Новый главнокомандующий Армии России, стал отдавать приказы в тот же день, совершенно разного толка, например отправил всех мародёров, а их оказалось около двухсот тысяч, они не входили в счёт солдат, работать на фермы, туда где они непосредственно отнимали хлеб, распорядился полностью отозвать боевых солдат с Байкальской Республики сюда, рассредоточив их по границе, так же он вывел и всех из Сибирской Республики, вместе с гражданскими, так как почва для земледелия там была крайне плохой, а добывать ископаемые уже не было технической возможности. Домов же здесь всем хватило бы выше крыши. Первое время были стычки бывших мародёров с фермерами, да это и не удивительно – они годами отнимали еду и имущество у этих бедных работяг, но со временем всё устаканилось.

Выяснилось, что после смерти Гронского и Котова из теперь уже нашей армии сбежало около двух тысяч солдат туда, к европейцам, там же оказался и тот, кого бы я так хотел найти и принести его голову Анне, чтобы она знала, что ей ничего не грозит, потому что она была сама не своя даже по прошествии многих лет с тех событий, до сих пор нелюдимая и молчаливая.

Я носился по южной части земель Европейской Армии, готовил наступление на Самару, их столицу, под моим командованием должно было стать около пятидесяти тысяч человек, Иосиф отныне был слишком занят управлением тем механизмом, что оказался у него в руках, контролируя возведения больниц, школ. Теперь в бывшей ЦРР стало нормальным видеть каждый день делегации китайцев, как правило инженеров, которые контролировали стройки и ремонты разных объектов.

Сын каждый день в сообщениях мне присылал, то новое, что появлялось в нашей стране. Один раз был какой-то небоскрёб, и я не понял зачем, а оказалось, что всё это здание является вертикальным полем, не знаю, как это назвать, оно обращало свет в тепло и грело растения внутри, занимая реально несколько квадратных километров земли, оно давало урожая как с десяти гектаров, так разрешался наш продовольственный кризис.
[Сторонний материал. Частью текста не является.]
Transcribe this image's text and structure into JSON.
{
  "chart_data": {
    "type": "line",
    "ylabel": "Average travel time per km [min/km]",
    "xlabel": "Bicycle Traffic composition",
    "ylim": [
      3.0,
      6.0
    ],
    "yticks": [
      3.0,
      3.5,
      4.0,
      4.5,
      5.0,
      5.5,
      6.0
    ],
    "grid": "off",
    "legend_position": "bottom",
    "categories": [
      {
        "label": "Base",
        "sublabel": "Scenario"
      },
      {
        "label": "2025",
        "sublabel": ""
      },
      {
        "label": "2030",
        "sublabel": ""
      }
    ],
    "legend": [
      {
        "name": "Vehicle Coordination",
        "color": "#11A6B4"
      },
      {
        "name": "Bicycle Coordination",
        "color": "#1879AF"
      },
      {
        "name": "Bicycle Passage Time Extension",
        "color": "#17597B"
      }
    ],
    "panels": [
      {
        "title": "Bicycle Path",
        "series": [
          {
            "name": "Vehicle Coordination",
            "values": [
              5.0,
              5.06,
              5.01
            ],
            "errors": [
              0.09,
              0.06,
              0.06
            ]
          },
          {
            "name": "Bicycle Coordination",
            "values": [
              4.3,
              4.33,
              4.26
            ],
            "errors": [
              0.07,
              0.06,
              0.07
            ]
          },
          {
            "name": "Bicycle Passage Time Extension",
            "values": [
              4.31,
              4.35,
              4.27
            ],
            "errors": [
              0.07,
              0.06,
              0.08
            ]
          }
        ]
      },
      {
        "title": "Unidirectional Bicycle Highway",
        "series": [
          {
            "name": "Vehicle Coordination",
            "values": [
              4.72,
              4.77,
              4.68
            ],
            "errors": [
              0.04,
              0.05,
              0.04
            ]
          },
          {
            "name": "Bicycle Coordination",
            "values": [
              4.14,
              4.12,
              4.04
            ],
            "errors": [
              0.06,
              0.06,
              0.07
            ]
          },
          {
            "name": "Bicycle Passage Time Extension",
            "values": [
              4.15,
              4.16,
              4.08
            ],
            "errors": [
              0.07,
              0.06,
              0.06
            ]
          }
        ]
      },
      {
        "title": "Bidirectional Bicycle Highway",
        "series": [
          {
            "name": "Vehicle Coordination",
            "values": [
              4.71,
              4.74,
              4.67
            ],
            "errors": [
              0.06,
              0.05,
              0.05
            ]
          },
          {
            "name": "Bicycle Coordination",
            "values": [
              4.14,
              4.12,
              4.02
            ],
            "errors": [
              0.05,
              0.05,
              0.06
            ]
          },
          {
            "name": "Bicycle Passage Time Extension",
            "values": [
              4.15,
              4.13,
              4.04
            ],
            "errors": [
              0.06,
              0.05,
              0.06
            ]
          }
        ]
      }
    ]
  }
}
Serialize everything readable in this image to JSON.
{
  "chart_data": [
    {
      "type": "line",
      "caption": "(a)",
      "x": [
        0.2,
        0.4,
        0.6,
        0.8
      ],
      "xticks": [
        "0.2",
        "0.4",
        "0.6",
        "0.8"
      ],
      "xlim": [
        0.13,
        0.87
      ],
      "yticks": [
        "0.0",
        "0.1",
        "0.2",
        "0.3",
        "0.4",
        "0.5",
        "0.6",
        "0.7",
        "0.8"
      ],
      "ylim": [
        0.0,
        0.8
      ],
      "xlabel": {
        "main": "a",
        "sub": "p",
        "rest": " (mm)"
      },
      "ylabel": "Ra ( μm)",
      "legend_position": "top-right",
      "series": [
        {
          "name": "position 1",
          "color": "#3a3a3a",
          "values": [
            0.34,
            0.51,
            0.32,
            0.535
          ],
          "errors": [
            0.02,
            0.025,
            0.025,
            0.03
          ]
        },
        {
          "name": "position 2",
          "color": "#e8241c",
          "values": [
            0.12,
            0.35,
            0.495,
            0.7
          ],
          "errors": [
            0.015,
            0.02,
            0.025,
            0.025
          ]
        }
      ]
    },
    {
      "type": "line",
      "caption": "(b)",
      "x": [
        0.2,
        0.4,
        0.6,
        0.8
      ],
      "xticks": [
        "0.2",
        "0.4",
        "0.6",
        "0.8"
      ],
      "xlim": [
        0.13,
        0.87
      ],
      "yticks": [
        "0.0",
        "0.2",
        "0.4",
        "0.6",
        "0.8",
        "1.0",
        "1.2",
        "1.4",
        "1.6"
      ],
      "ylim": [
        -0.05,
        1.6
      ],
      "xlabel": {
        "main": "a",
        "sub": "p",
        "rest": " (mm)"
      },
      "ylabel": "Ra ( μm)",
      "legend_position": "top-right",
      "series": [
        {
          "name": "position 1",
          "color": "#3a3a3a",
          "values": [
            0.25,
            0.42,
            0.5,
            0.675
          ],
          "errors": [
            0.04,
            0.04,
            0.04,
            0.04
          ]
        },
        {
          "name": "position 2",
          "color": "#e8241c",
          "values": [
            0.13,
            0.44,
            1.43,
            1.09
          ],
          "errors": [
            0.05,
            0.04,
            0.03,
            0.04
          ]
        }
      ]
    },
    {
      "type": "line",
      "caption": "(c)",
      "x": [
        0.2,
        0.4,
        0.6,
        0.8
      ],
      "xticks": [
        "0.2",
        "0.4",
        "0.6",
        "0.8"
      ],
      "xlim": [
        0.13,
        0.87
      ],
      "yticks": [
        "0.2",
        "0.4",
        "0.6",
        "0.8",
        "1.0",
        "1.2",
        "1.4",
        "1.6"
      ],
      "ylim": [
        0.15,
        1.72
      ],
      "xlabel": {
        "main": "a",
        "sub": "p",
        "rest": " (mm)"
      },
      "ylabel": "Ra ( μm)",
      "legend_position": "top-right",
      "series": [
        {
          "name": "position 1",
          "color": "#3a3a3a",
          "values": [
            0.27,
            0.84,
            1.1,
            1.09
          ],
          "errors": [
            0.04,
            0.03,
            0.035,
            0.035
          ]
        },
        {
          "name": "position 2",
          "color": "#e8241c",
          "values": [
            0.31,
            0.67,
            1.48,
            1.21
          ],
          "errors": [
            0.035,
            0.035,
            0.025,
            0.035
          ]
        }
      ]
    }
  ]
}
Максим в это время добывал информацию о Севере, мы так называли естественно северную часть европейских владений, в общей сложности у нас было около пятисот тысяч боевых солдат. Это соединив армии всех бывших республик, переведя часть мародёров в боевых солдат. Цифра не внушительная, но мы действовали и куда меньшими силами.

Для сокращения, западную Россию за Уралом, мы уже называли Европа, разведка оценивала их силы примерно в два с половиной миллиона людей. Более чем пятикратное превосходство, даже с учётом того, что у них устаревшее оружие и скорей всего нет никакого топлива, это всё равно серьёзно, да и оборонять город топливо не нужно, патронов могли наделать и в Беларуси на долгие годы вперёд, точно мы не знали.